Calling a loved one in a UK hospital? It's cheaper to call a mobile phone in Japan.

My father suffers from multiple sclerosis and is currently lying in an NHS hospital bed. He's miserable, as you might guess. If, like I did, you want to call a suffering family member in one of over 150 UK hospitals that use Patientline's bedside TV, Internet and phone service, it'll cost you 49p per minute from a BT land line at peak rate. That's more to call a bedside across town than it costs to call someone on the other side of the globe.

Paitentline's cheap rate is still 39p per minute. Is this obscene? Let's see.

At peak rate from a BT land line, it'll cost you 28p per minute to call a home in Australia. It'll only cost you 14p per minute to call Hong Kong, and just 12p per minute to call Japan.
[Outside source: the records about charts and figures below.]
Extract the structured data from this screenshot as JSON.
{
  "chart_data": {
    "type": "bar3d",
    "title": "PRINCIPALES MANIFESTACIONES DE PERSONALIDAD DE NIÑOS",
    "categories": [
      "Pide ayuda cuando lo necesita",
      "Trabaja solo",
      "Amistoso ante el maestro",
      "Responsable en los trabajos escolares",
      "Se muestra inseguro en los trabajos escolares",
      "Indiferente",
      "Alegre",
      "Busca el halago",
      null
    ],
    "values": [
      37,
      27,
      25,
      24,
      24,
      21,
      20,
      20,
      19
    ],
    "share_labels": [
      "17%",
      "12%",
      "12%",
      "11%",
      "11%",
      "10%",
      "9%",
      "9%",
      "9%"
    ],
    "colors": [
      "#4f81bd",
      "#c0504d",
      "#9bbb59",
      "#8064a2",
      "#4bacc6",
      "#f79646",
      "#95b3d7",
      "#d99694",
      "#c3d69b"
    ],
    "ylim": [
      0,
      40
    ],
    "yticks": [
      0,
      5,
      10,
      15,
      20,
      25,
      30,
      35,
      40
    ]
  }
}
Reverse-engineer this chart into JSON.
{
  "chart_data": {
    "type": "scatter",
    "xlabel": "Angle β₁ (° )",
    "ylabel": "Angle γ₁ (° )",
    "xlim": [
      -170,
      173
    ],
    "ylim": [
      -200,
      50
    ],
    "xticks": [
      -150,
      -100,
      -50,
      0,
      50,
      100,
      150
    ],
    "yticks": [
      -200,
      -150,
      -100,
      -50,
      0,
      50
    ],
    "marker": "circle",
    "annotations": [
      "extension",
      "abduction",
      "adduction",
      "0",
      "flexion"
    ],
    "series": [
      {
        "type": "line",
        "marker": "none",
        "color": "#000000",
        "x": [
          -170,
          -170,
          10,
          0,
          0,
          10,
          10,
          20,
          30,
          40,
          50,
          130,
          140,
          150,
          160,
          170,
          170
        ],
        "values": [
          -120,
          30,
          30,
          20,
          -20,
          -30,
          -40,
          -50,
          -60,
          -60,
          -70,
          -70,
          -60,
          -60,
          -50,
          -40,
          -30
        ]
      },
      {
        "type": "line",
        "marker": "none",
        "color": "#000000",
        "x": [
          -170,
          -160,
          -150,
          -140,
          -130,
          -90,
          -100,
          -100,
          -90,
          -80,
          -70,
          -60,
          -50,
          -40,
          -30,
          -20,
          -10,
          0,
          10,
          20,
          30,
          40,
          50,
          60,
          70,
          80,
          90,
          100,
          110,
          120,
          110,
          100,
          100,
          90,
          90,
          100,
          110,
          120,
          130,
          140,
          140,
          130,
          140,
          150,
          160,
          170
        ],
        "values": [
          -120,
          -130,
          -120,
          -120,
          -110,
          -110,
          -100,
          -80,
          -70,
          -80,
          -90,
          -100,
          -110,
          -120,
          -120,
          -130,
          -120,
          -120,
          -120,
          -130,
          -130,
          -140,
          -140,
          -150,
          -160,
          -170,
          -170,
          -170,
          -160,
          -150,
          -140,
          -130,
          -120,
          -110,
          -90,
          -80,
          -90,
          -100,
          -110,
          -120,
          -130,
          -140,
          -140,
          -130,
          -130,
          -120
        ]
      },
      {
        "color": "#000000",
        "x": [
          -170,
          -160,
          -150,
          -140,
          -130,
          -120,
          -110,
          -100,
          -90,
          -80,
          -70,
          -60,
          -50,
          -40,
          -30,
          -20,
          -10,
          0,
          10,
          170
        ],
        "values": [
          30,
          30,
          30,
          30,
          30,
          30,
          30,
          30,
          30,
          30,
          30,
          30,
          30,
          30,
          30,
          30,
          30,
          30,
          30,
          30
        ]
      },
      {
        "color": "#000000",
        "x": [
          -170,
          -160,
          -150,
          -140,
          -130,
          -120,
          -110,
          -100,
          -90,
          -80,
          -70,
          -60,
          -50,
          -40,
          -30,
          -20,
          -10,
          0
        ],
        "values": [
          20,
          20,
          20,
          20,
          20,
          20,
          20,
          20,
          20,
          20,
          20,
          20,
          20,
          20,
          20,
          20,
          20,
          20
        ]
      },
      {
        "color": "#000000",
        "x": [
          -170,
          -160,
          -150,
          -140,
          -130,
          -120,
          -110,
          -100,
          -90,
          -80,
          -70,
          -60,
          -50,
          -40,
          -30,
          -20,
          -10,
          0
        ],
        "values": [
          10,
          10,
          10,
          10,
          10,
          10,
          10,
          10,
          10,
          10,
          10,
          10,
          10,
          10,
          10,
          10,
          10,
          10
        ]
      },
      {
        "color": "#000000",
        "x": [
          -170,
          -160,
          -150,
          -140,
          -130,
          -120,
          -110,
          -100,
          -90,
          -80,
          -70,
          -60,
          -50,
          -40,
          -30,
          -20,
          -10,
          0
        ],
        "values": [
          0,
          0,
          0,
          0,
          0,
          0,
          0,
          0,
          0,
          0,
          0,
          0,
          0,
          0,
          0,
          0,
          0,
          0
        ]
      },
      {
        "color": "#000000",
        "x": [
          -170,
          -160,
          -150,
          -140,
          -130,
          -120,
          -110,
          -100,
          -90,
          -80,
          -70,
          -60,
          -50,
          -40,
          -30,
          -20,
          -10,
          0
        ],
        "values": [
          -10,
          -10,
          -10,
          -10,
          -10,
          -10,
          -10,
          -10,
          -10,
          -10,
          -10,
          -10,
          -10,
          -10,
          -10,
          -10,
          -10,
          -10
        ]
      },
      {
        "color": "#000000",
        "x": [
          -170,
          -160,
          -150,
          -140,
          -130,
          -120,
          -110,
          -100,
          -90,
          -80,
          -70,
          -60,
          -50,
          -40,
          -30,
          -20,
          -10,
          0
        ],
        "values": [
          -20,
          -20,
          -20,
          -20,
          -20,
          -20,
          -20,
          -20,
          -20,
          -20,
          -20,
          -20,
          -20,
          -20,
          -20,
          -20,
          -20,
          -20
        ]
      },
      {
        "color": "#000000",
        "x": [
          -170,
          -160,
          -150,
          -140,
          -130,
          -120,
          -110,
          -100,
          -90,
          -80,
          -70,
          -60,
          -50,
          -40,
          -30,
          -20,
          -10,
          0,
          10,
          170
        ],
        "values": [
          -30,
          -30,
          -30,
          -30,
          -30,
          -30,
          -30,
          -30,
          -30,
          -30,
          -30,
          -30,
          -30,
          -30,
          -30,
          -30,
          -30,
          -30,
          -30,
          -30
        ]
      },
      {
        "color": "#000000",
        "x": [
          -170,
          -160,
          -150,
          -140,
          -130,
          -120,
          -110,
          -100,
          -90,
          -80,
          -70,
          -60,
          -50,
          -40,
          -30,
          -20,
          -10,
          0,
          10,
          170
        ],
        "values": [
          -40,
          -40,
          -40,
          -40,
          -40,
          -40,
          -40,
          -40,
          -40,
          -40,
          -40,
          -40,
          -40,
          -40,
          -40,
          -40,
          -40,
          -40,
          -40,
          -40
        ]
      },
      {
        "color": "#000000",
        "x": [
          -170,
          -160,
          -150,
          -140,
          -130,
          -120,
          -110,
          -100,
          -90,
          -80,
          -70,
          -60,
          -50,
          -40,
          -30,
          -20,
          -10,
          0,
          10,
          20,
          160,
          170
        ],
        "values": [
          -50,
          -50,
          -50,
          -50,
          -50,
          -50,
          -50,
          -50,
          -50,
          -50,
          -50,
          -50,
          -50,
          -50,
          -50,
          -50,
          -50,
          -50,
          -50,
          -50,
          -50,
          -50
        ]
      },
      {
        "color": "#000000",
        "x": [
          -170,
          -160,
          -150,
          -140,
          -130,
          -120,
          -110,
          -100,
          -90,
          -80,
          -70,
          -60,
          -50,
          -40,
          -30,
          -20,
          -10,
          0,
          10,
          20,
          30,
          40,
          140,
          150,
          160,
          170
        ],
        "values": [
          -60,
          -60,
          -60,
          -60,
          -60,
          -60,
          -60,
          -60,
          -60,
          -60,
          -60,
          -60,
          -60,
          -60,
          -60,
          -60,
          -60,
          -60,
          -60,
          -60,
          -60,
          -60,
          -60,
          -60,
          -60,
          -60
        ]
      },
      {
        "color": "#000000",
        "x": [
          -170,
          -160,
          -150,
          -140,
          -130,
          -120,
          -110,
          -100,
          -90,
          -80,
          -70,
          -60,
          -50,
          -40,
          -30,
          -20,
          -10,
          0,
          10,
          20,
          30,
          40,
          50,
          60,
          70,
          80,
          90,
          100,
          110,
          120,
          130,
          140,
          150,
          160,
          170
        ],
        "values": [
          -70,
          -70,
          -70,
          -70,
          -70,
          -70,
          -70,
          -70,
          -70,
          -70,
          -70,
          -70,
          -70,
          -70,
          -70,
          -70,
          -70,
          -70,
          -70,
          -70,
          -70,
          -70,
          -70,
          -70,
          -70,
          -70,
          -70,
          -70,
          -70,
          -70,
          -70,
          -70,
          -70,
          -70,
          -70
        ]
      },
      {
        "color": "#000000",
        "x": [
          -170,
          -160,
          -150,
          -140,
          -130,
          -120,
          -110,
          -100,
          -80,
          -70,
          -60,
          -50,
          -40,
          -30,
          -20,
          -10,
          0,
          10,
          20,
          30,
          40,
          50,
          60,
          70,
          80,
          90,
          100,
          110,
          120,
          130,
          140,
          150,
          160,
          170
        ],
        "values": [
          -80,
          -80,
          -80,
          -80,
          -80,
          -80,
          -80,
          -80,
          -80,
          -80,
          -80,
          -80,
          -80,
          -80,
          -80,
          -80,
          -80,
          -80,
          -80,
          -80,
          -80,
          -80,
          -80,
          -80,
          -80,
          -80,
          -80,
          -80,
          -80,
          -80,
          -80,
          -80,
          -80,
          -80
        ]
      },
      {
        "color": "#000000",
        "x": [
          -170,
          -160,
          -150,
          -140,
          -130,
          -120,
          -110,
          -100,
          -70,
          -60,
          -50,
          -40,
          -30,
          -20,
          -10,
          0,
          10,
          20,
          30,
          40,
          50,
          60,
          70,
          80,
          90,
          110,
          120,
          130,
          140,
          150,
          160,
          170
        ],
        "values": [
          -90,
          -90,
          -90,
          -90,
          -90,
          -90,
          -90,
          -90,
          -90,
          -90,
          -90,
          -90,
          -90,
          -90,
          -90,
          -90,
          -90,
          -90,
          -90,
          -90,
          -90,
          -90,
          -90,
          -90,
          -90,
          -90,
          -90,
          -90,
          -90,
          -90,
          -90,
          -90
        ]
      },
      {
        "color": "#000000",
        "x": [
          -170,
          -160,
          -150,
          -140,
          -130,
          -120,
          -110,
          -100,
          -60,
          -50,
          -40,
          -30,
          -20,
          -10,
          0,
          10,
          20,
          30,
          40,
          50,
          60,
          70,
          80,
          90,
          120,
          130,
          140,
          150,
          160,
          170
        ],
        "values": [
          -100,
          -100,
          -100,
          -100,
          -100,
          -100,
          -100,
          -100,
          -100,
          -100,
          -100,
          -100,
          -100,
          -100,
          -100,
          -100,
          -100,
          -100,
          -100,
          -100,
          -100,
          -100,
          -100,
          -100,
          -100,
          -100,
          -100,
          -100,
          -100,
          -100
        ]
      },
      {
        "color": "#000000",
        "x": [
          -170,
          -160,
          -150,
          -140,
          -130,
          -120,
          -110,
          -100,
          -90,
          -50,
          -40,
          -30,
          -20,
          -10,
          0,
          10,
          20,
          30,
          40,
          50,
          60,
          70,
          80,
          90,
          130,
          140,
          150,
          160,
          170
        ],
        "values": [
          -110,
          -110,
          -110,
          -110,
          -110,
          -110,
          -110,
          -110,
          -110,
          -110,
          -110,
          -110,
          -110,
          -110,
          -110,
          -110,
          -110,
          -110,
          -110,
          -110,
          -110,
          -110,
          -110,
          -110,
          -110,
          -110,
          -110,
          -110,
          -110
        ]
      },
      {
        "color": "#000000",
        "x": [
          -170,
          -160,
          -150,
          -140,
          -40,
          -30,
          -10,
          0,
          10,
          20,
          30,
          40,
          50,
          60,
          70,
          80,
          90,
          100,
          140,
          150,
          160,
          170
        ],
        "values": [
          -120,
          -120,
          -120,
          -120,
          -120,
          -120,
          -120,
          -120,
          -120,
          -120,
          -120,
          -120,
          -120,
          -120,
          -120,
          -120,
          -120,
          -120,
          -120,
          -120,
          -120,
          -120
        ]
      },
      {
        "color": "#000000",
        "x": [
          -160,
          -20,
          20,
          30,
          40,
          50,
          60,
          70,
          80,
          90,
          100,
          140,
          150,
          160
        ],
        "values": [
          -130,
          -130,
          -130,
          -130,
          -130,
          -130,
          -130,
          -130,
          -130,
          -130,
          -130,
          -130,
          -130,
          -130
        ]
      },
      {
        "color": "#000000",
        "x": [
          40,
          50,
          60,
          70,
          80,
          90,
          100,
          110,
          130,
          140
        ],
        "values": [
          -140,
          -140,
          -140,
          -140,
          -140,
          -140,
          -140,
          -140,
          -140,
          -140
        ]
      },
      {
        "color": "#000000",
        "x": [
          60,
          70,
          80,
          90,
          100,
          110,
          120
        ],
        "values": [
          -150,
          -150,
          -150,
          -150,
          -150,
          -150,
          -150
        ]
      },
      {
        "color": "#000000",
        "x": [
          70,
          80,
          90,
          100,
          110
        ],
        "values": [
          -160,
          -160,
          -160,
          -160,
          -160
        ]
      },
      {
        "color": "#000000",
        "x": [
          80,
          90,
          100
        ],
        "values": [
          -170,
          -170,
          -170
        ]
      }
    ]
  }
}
Even if you call a mobile phone in Japan at peak rate, it'll cost you only 37p per minute -- 12p per minute less than a call to a nearby hospital.

In fact, it's cheaper for me to travel almost 200 miles on a bus and have a light lunch than to make a one-hour conversation over lunch at home.

Last year the BBC reported that Patientline raised its call prices significantly, by an eye-watering 160 per cent. And in November of last year The Guardian commented on the financial instability of the firm, citing operating losses of millions within just six months.

Patientline says higher call charges support lower TV charges, which more patients use. Maybe if call charges were lower more people would use them? 49 pence per minute to call my dad isn't exactly an enticing offer.